Helping Those Who Help Themselves

I am just returning from Kansas where I met with Catholics from Catholic Extension-supported parishes in the diocese of Dodge City.  This is a rural diocese, where hard work is simply a way of life.

As I drove from town to town, the sights and smells of the agriculture industry driving this local economy were hard to miss.  I passed through endless fields where wheat and corn are grown every year atop the flat terrain; I passed by pungent-smelling ”feedlots,” where as many as 90,000 cattle are fed until they double their weight to supply beef demands in markets around the world; and I saw several plants where 4,000 employees slaughter, process, and pack 5,000 cattle a day.  The people who tend these fields and toil in these factories are clearly no strangers to hard work.

Cattle graze fields outside of Jetmore, KS

It was equally hard to miss how hard the people of Kansas work for their faith communities.  They bring the same ethic to their business and labor endeavors as they do to their Catholic faith.

I understood very quickly that no job was too difficult to handle for the parishioners of St. Lawrence in Jetmore.  Parishioners in this southwestern Kansas town of about 1,500 residents do everything from managing the books to shoveling the sidewalk to providing religious education for their children.  With about 70 Catholic families in their community, these parishioners know that if their faith and their parish are to continue to thrive, they simply have to roll up their sleeves and make it happen.  “How is your parish different from parishes in urban areas?” I asked.  “We’ve seen many priests come and go over the last ten years,” said the head of the parish council, “so we have to take it upon ourselves to do the work in this church.”

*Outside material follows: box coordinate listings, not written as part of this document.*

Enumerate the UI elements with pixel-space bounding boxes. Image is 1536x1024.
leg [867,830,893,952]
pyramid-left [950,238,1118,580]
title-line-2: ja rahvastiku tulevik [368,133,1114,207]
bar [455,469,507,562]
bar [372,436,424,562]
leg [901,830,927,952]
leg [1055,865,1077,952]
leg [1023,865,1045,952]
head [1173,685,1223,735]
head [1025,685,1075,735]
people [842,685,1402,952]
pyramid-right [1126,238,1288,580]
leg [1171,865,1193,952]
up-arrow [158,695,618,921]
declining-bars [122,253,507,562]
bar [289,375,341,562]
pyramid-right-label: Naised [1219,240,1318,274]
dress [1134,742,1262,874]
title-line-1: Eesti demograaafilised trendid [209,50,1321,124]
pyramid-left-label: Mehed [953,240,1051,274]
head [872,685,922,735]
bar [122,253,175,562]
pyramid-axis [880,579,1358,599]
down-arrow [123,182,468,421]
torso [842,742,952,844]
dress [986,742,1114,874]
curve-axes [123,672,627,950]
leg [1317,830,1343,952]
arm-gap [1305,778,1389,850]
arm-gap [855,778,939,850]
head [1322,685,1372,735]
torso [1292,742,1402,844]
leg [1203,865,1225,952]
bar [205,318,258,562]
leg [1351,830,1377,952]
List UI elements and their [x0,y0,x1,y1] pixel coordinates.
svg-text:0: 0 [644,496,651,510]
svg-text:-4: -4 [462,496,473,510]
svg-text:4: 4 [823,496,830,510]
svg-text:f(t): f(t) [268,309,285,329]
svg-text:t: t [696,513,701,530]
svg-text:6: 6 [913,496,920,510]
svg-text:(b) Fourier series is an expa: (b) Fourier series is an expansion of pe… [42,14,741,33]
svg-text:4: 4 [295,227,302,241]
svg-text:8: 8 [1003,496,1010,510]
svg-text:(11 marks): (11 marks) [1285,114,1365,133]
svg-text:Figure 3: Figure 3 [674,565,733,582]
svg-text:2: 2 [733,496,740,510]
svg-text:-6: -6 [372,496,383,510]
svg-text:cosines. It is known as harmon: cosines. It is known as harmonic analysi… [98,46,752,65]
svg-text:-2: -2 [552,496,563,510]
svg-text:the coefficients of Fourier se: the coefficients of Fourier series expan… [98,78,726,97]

Catholic Extension provides a small $5,000 grant to the parish, which helps support the salary of their only paid staff person, the pastor.  “That grant helps us get by,” said Cheryl, the director of religious education. “Here, that money goes a long way.”

The religious education classroom, built by parishioners, where Cheryl teaches the faith to local children and teens

The parish is earnestly preparing for a great celebration later this year in which a seminarian from their parish will be ordained to the priesthood and celebrate his first mass in Jetmore.  His ordination affirms their faith and validates their hard work.

An hour and a half southwest of Jetmore we visited St. Alphonsus mission parish in Satanta, where Catholic Extension provides a grant for a religious sister, who serves as the parish’s leader in the absence of a full-time pastor.  Sister Maltide has been there for eight years, and although she is not a native of Kansas, she has embraced their spirit of community and hard work.  Sr. Matilde shared with me that when she arrived in this rural town of 1,500, as many as seven teenage high school girls from the area were pregnant.  “We have got to change this,” she said.  With support from local parish volunteers, St. Alphonsus formed a youth group and a dynamic religious education program, drawing as many as 110 kids.  Thankfully, they’ve seen the teenage pregnancy problem subside.

“We are a people who band together,” said Lisa, a parishioner at St. Alphonsus and a convert to Catholicism, who is active in youth ministry.  “I could literally pick up the phone and have 25 volunteers here within an hour to help with anything we need.”  It’s amazing what some hard-working people who are deeply rooted in their faith can accomplish.

Band of parish leaders in Satanta, KS

Later that evening I saw the new bishop, who was ordained and installed two weeks ago.  I told him that we were deeply inspired by what we had seen that day.  “Catholic Extension gives witness to the Catholic communities that are not on people’s radar screens,” I told him.  “But we believe with full conviction that the faith is most vibrant in dioceses like Dodge City, and that you are really at the heart of the church.”  Bishop John, a native Kansan, simply smiled and grinned.  I think he knows how truly blessed he is to be in a place where people are so dedicated and work so hard at their faith.